Sharon: Palestinian State Likely With Peace

The Palestinians are assured of a state if they halt attacks on Israelis and dismantle armed groups, Israeli Prime Minister Ariel Sharon said Monday. But he also tried to ease fears among his right-wing backers that he will dismantle settlements as a concession to peace.

Sharon also told legislators from his right-wing Likud party (search) Monday that he would not agree to preconditions to meet with Palestinian Prime Minister Ahmed Qureia, who wants guarantees a summit will yield results before agreeing to a date.

The lawmakers were concerned by Israeli media reports Sharon is considering taking unilateral steps toward the Palestinians if attempts to revive the stalled U.S.-backed "road map" peace plan fail. Those steps reportedly include drawing a border, dismantling settlements (search), releasing Palestinian prisoners and withdrawing from West Bank towns.

Sharon — a longtime champion of settlement expansion — confirmed Monday he was considering unilateral steps but avoided talk about dismantling settlements.

"The prime minister said that if he does decide on unilateral steps, he will bring them to the caucus for a vote before taking it to the Cabinet," Likud legislator Yehiel Hazan said.

A legislator present at the meeting quoted Sharon as saying, "If there is one Palestinian government after another, and I'm convinced there is no progress, we will take unilateral steps, not as concessions, but in our interest."

The peace plan envisions Palestinian statehood by 2005 as the centerpiece of a negotiated settlement. However, it remains stalled because both sides have not met even its most basic requirements — a settlement freeze and the removal of dozens of illegal West Bank outposts by Israel, and the dismantling of militant groups by the Palestinians.

Sharon said Monday that "if there is a cease-fire and the dismantling of the terrorist infrastructure, they (the Palestinians) will attain an independent state," the legislator said on condition of anonymity.

Sharon previously has said he considers Palestinian statehood inevitable, but he opposes an Israeli withdrawal from all the West Bank and Gaza.

During the closed-door meeting, hawkish Cabinet Minister Uzi Landau said Israel should dismantle the Palestinian Authority (search) because it was doing nothing to fight terror.

But Defense Minister Shaul Mofaz disagreed, and was quoted as saying that assuming "responsibility for three million Palestinians would be a grave mistake."

Israeli Foreign Minister Silvan Shalom also said Monday that Sharon and Qureia will meet next week, a claim denied by top Palestinian officials.

Qureia told the Dubai-based Al Arabiya satellite channel Monday he hopes reports of Sharon's willingness to dismantle settlements and ease Palestinian suffering were not "a propaganda stunt."

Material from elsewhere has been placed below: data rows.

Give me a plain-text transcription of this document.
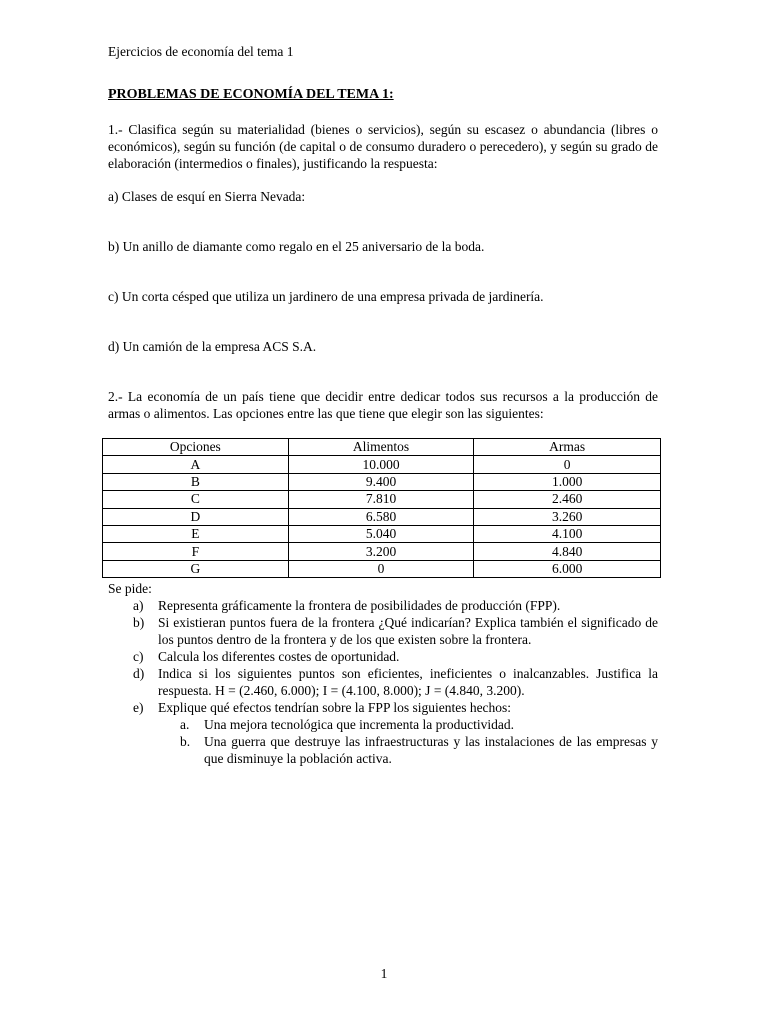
Ejercicios de economía del tema 1
PROBLEMAS DE ECONOMÍA DEL TEMA 1:
1.- Clasifica según su materialidad (bienes o servicios), según su escasez o abundancia (libres o económicos), según su función (de capital o de consumo duradero o perecedero), y según su grado de elaboración (intermedios o finales), justificando la respuesta:
a) Clases de esquí en Sierra Nevada:
b) Un anillo de diamante como regalo en el 25 aniversario de la boda.
c) Un corta césped que utiliza un jardinero de una empresa privada de jardinería.
d) Un camión de la empresa ACS S.A.
2.- La economía de un país tiene que decidir entre dedicar todos sus recursos a la producción de armas o alimentos. Las opciones entre las que tiene que elegir son las siguientes:
Opciones	Alimentos	Armas
A	10.000	0
B	9.400	1.000
C	7.810	2.460
D	6.580	3.260
E	5.040	4.100
F	3.200	4.840
G	0	6.000
Se pide:
a)	Representa gráficamente la frontera de posibilidades de producción (FPP).
b)	Si existieran puntos fuera de la frontera ¿Qué indicarían? Explica también el significado de los puntos dentro de la frontera y de los que existen sobre la frontera.
c)	Calcula los diferentes costes de oportunidad.
d)	Indica si los siguientes puntos son eficientes, ineficientes o inalcanzables. Justifica la respuesta. H = (2.460, 6.000); I = (4.100, 8.000); J = (4.840, 3.200).
e)	Explique qué efectos tendrían sobre la FPP los siguientes hechos:
a.	Una mejora tecnológica que incrementa la productividad.
b.	Una guerra que destruye las infraestructuras y las instalaciones de las empresas y que disminuye la población activa.
1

He said Sharon should take "serious steps" so talks between the two sides could resume. Israel must stop building a barrier separating it from the West Bank, halt settlement expansion, ease Palestinian suffering and lift the travel ban imposed on Palestinian leader Yasser Arafat, he said.

Sharon said Monday he is unwilling to accept preconditions for a summit.

"I won't make any binding commitments in order to meet Abu Ala (Qureia)," the legislator quoted Sharon as saying. "If he wants to meet, we'll meet. If he doesn't, we won't."

The leaks about Sharon's purported contingency plan were viewed as an attempt to deflect growing criticism he is not doing enough to end more than three years of fighting with the Palestinians.

Earlier this month, four former heads of the Shin Bet security service said Israel is headed toward disaster if it does not reach a deal with the Palestinians soon, and they accused Sharon of stalling to avoid concessions.

Palestinian critics and Israeli liberals were skeptical about talk of unilateral steps.

"We've heard many promises, but nothing has come of them," Israeli opposition leader Shimon Peres said, adding that even the removal of small settlements would break up Sharon's center-right coalition. "I don't think Sharon is in a hurry to take apart his government."

The Bush administration, which supported Sharon's harsh military measures against the Palestinians, has been increasingly critical of Israeli restrictions against the Palestinian population and the construction of a barrier in the West Bank.

Last week, Elliot Abrams, head of the Middle East desk at the National Security Council, met secretly with Sharon while the prime minister visited Italy, an Israeli official confirmed Monday on condition of anonymity.

Abrams told Sharon he must dismantle illegal settlement outposts in the West Bank and freeze settlement construction, Israeli media reported Monday.